1998 Jul 14 - 1998 Jul 31 1998 Sep 27 - 1998 Oct 24 1998 Dec 1 - 1999 Feb 28 1999 Jun 1 - 1999 Aug 31 1999 Sep 14 - 1999 Oct 29 1999 Nov 30 2000 Apr 7 2000 Jul 2
The flux differences used to assess repeatability were obtained from the multiple observations of a given source on the same night. For each pair of observations of a given source, the flux difference was expressed as a ratio with respect to the expected error derived from the quoted sigmas from PROPHOT, and the RMS values were evaluated in bins corresponding to the PSFID and source magnitude (in bins of width 0.5 mag).
The complete set of results is summarized in a set of plots of RMS/sigma as a function of magnitude for all PSFIDs encountered, in Figure 1a, Figure 1b, and Figure 1c, representing J, H, and K bands, respectively.

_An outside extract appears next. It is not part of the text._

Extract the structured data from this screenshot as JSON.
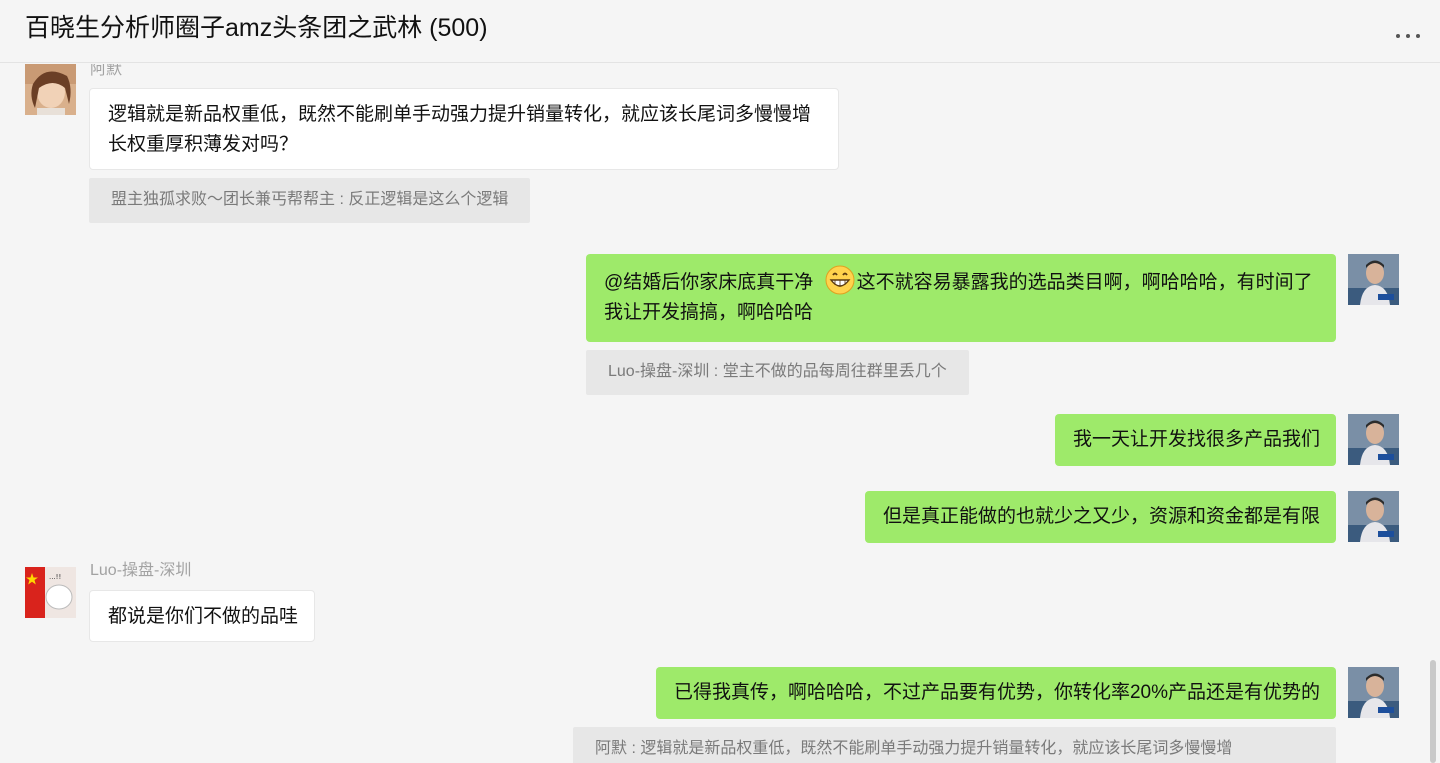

In these plots, various ranges of seeing shape factors, sh, are indicated by solid lines (sh < 1.0), dashed lines (1.0 < sh < 1.1), dash-dot (1.1 < sh < 1.2), and dotted (sh > 1.2).
In order to show better the dependence on seeing shape factor, the bright-star values of RMS/sigma (representing the average of RMS/sigma for J<12, H<11.5, and K<11) are plotted as a function of shape in Figure 2.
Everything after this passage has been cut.